Condivido, dell’intervento del candidato, che i nostri rappresentanti debbano difendere le condizioni per cui il Made in Italy può restare un successo, dato che le nostre esportazioni, in particolare manifatturiere, sono notoriamente il settore che tiene in piedi il Paese, e, tra queste, le più importanti sono quelle a maggior valore aggiunto, come l’agroalimentare di qualità, e per venire al settore del candidato, la moda ed il lusso in genere. Oltre alla meccanica e per fortuna a tanti altri settori, che l’Europa non ha soffocato, a giudicare dai risultati. I paesi europei d’altronde sono di gran lunga i nostri maggiori mercati di esportazione.

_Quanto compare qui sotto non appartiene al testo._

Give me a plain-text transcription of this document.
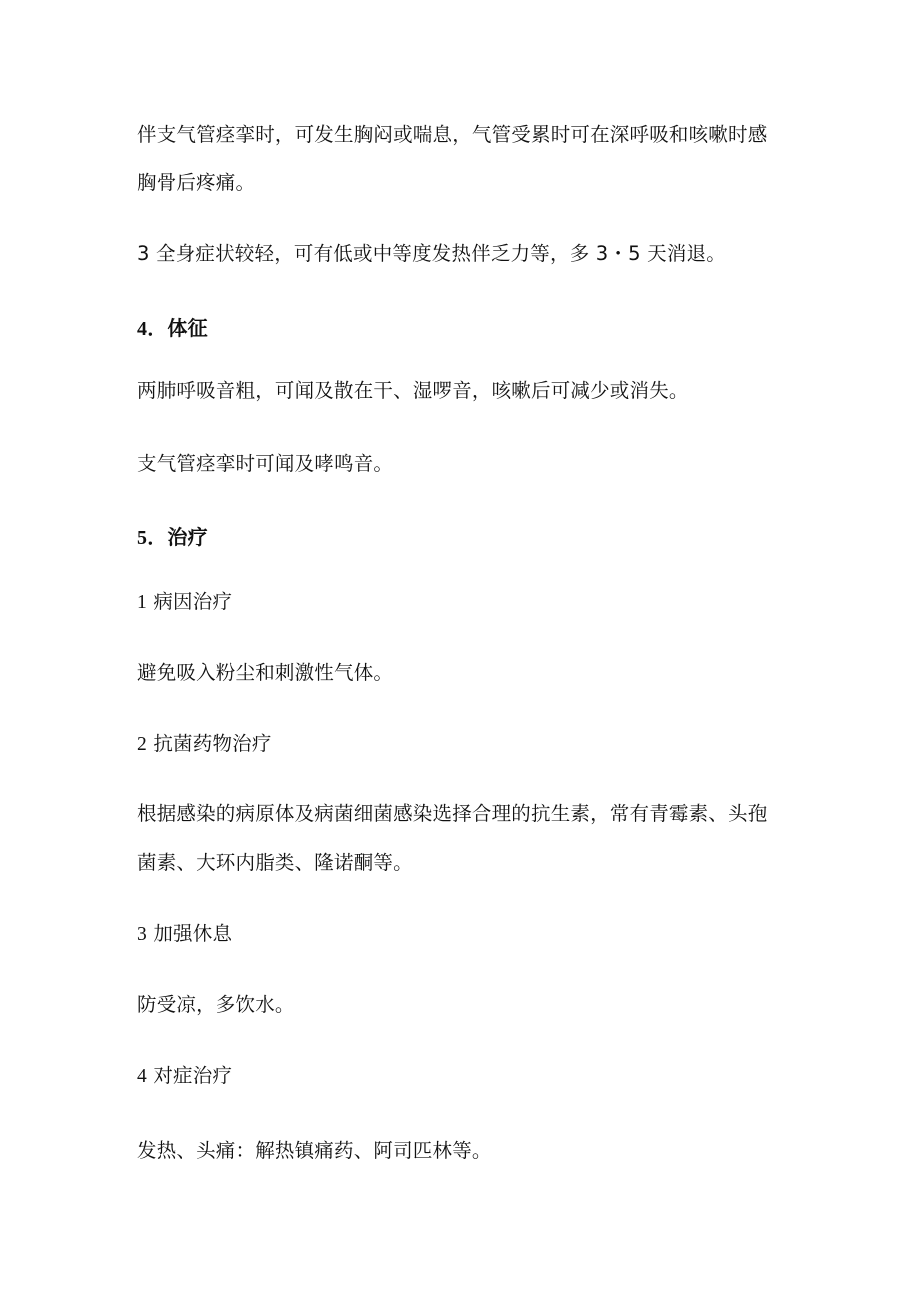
伴支气管痉挛时，可发生胸闷或喘息，气管受累时可在深呼吸和咳嗽时感
胸骨后疼痛。
3 全身症状较轻，可有低或中等度发热伴乏力等，多 3・5 天消退。
4．体征
两肺呼吸音粗，可闻及散在干、湿啰音，咳嗽后可减少或消失。
支气管痉挛时可闻及哮鸣音。
5．治疗
1 病因治疗
避免吸入粉尘和刺激性气体。
2 抗菌药物治疗
根据感染的病原体及病菌细菌感染选择合理的抗生素，常有青霉素、头孢
菌素、大环内脂类、隆诺酮等。
3 加强休息
防受凉，多饮水。
4 对症治疗
发热、头痛：解热镇痛药、阿司匹林等。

Venendo ad uno degli argomenti particolari sollevati, non sono un imprenditore agricolo, né lo è il candidato, per cui non so se davvero l’Italia sia la prima economia agricola in Europa, e di conseguenza i 4.4 miliardi che riceverebbe l’Italia dalla UE siano sproporzionatamente bassi rispetto a quelli tedeschi o francesi. A me risulta che il PIL agricolo francese sia circa il 60% superiore a quello italiano, per cui, se la Francia ricevesse i 6.8 miliardi indicati nell’articolo, i due contribuiti sarebbero proporzionati. Posso sbagliare, e in proposito dico che siano i numeri a dimostrare che l’Europa ci tratta male, o il contrario, il tema non è riducibile a sensazioni.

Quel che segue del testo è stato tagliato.